Complete step by step answer:
When we use a measuring instrument to measure a particular physical quantity, it is quite possible that errors can occur in the measurements taken. These errors can be due to atmospheric conditions as well as personal reasons. Least count of a measuring instrument is the minimum possible value of physical quantity, which can be measured by that instrument. Least count of an instrument is also the least possible error, which can occur while taking measurements using that instrument. Mathematically, a measurement is usually represented as
$x=x'\pm error\Rightarrow x=x'\pm LC$
where
$x$ is the actual value of a physical quantity
$x'$ is the measured value of that physical quantity
$error=LC$, is the least possible error, which is nothing but the least count of the measuring instrument, with which the physical quantity is measured
Let this be expression 1.
Percentage error is an expression of error, in which the error is expressed in percentage.

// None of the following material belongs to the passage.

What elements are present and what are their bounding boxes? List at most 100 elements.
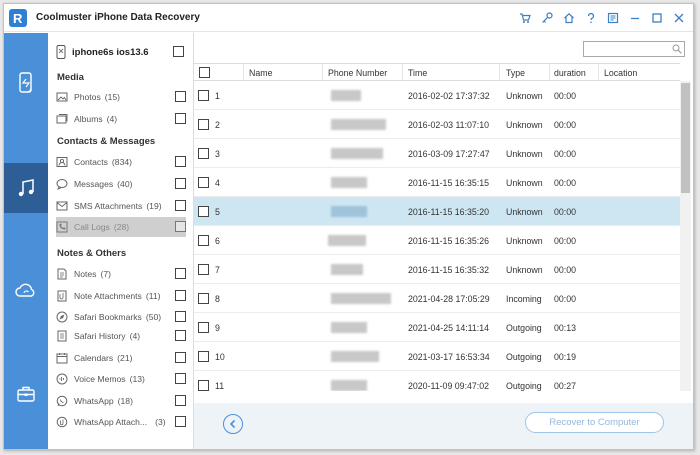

It is defined as the ratio of least count of a measuring instrument to the measured value of physical quantity, multiplied by hundred. Mathematically, percentage error is expressed as
$PE=$ $\dfrac{LC}{x'}\times 100$%
where
$PE$ is the percentage error caused while measuring a physical quantity using a measuring instrument
$LC$ is the least count of measuring instrument
$x'$ is the measured value of physical quantity, measured by the instrument
Let this be equation 2.
Coming to our question, we are given with the measured value of diameter of a sphere to be $1.71cm$, which is measured using an instrument whose least count is equal to $0.01cm$. We are required to determine the percentage error in surface area of the sphere.
We know that surface area of a sphere is given by
$S=4\pi {{r}^{2}}=4\pi {{\left( \dfrac{d}{2} \right)}^{2}}=\pi {{d}^{2}}$
where
$S$ is the surface area of a sphere
$r$ is the radius of the sphere
$d=2r$ is the diameter of the sphere
Let this be equation 3.
In equation 3, it is to be noted that diameter has to be recorded twice using the measuring instrument, to determine the surface area of sphere.
Let this be statement M.
Now, if $PE$ represents the percentage error in the surface area of the measured surface area of the given sphere, then, using equation 2, $PE$ is given by
$PE=2\left( \dfrac{LC}{d'} \right)\times 100$%
where
$PE$ is the percentage error caused while measuring the surface area of sphere using the given measuring instrument
$2$ is the multiplication factor, according to statement M
$d'$ is the measured diameter of the sphere
$LC$ is the least count of the instrument used, using equation 2
Let this be equation 4.

Substituting the given values from the question in equation 4, we have
$PE=2\left( \dfrac{LC}{d'} \right)\times 100$%$\Rightarrow PE=2\times \dfrac{0.01cm}{1.71cm}\times 100$%$=1.169$%
Let this be equation 5.

Therefore, from equation 5, we can conclude that the percentage error in surface area of the given sphere, when measured using the given instrument is equal to $1.169$%.

Note: Students need not get confused about the multiplication by two, done in equation 4. Here, change in surface area is determined with the help of change in diameter of the sphere, measured by the given instrument. From equation 3, it is clear that diameter has to be measured twice, to determine the surface area of the sphere. It is these two measurements, which comes in the form of a multiplication factor of two, in equation 4, while determining the percentage error in surface area of the sphere.